5/03/2016
Photos That Make the Rude Pundit Want to Down a Handful of Klonopin with a Case of Dixie
That right there is Isle de Jean Charles, Louisiana, written up in the fancy, big city New York Times today because the federal government is going to spend $48 million to relocate the town, which is going to be underwater soon due to climate change. The land used to be 11 miles long and 5 miles wide, but oil and gas companies helped things along by cutting canals and waterways into the already unstable wetlands area. Rising sea waters have accelerated erosion and inundated the land with salt from the ocean. The island has shrunk since the 1950s from 22,400 acres to just 320 acres today. There's a pretty stunning gif from the Baton Rouge Advocate that shows what the area looked like in 1971 and what it looks like now.
It's hard to figure out how moving just 27 families of Biloxi-Chitimacha-Choctaw Indians is going to cost $48 million, but that's the budget awarded by HUD. These are, according to several writers, "climate refugees."
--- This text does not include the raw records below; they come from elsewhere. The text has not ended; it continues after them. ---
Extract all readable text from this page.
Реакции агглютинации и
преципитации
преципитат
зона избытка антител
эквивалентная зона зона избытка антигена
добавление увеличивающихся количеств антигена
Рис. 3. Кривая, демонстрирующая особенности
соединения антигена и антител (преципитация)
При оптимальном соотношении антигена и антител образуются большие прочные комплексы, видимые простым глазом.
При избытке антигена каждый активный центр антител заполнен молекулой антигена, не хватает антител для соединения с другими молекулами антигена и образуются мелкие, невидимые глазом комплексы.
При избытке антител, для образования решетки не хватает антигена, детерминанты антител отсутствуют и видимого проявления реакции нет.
What's happening in far south Louisiana is sad, no doubt, and a way of life is going to disappear, which is always a loss for our culture. It's interesting to note that Isle de Jean Charles is in Terrebonne Parish, Louisiana. The parish has voted strongly Republican in pretty much every election in the last 20 years, at least. The citizens there, who do include those in the small oil company-dependent city of Houma, voted overwhelmingly for Bobby Jindal in 2011. Jindal was a climate change denier who did approximately nothing to help his state from the obvious effects of something that isn't happening in the future, but is occurring right now. It even went for David Vitter in 2015 over the winner, Democrat John Bel Edwards, who trusts the scientists when it comes to science.
This is not to blame the people of Isle de Jean Charles directly. But the one road there is disappearing. A good-sized hurricane, like Gustav a few years back, will wipe it out. Either way, the land will be gone within a few years. So maybe it's time to hold to account some of the people who stood by while the state drowned. Maybe it's time for people in the region to call out the politicians who genuinely harmed them.